Grossesse : un bébé sur 500 victime de l’alcool à la naissance

"Zéro alcool pendant la grossesse". C'est le message diffusé depuis le 2 octobre sur chaque bouteille d'alcool afin de prévenir les femmes enceintes des risques encourus par leur bébé. La Dre Stéphanie Chaplot, gynécologue obstétricienne et tabacologue à la Maison de la naissance de la clinique mutualiste Jules-Verne, à Nantes, accompagne les femmes en difficulté avec l'alcool. Témoignage.

Depuis le 2 octobre, toutes les boissons alcoolisées doivent comporter un pictogramme sur les dangers de l'alcool au cours de la grossesse. Quels sont précisément les risques pour le bébé ? 


Dre Stéphanie Chaplot – En France, à sa naissance, un enfant sur 500 est atteint du syndrome d'alcoolisation fœtale complet (Saf). C'est la première cause de retard mental non génétique de l'enfant. Cette pathologie se traduit par un ensemble d'anomalies aux plans physique et neurologique, et au niveau du développement et du comportement. La forme la moins grave de ce syndrome concerne un enfant sur 100. Elle présente des symptômes identiques mais de manière incomplète. Les professionnels évoquent un "effet de l'alcool sur le fœtus".

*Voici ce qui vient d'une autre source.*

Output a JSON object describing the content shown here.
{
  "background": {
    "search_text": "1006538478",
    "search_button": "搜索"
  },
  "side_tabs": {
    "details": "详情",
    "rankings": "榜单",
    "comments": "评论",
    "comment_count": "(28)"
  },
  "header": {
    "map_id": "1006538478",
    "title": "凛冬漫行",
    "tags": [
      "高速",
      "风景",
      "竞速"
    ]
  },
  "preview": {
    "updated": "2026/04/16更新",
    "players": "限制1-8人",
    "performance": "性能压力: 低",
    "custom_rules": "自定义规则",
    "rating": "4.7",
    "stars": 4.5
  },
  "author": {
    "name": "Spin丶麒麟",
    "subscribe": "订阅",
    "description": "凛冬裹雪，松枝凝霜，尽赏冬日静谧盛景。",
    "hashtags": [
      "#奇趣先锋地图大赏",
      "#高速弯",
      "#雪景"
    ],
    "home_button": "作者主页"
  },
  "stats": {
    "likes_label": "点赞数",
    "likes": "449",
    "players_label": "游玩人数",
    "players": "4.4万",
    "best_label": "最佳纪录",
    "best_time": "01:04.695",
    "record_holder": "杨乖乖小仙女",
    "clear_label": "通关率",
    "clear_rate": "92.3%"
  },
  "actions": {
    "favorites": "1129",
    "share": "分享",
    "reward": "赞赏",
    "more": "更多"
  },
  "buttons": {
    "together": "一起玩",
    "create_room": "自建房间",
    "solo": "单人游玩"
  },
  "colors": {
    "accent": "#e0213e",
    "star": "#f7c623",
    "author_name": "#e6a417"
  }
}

A partir de quelle quantité d'alcool ingéré, l'enfant est-il en danger ? 


S. C. - La perception des quantités ingérées est très variable selon les personnes. Que signifie "boire peu" ? Cette question apporte des réponses très diverses. Pour certains, c'est un verre par jour, pour d'autres, cela représente un verre par mois !

C'est pourquoi la recommandation "Zéro alcool pendant la grossesse" a le mérite d'être claire ! J'y adhère totalement d'autant plus que l'on ne connaît pas avec exactitude le seuil à partir duquel le risque existe.
Il est, en revanche, certain qu'à partir d'une consommation régulière de deux verres par jour, l'enfant sera atteint du syndrome d'alcoolisation fœtale. Des consommations aiguës et répétitives entraînent les mêmes conséquences. Il faut aussi savoir que des parents qui boivent de l'alcool sensibilisent leur enfant. Il aura plus de risque, à l'âge adulte, d'entrer dans une consommation nocive d'alcool, ou même d'être dépendant à d'autres produits comme le tabac ou le cannabis.

Comment repérez-vous les femmes en difficulté avec l'alcool et quel accompagnement leur proposez-vous ? 


S. C. - Au cours des consultations prénatales, nous leur posons clairement la question de leur consommation. Parfois, des cas sont signalés après une hospitalisation à la clinique Jules Verne. Il y a quelques mois, une jeune femme a été hospitalisée pour éthylisme. Elle était enceinte de quatre mois. Je n'ai pas pu lui parler car elle est sortie très rapidement après un séjour d'une nuit. Nous avons ensuite tenté d'entrer en contact avec elle, sans succès. 
Trois mois plus tard, elle est revenue et j'ai pu la rencontrer en consultation. Elle m'a fait confiance et nous avons abordé le thème de sa consommation de tabac et d'alcool, principalement de la bière. Après notre dialogue, nous avons convenu qu'une hospitalisation serait appropriée. Ce séjour lui a permis de diminuer puis de stopper complètement sa consommation, et de bénéficier d'une alimentation équilibrée.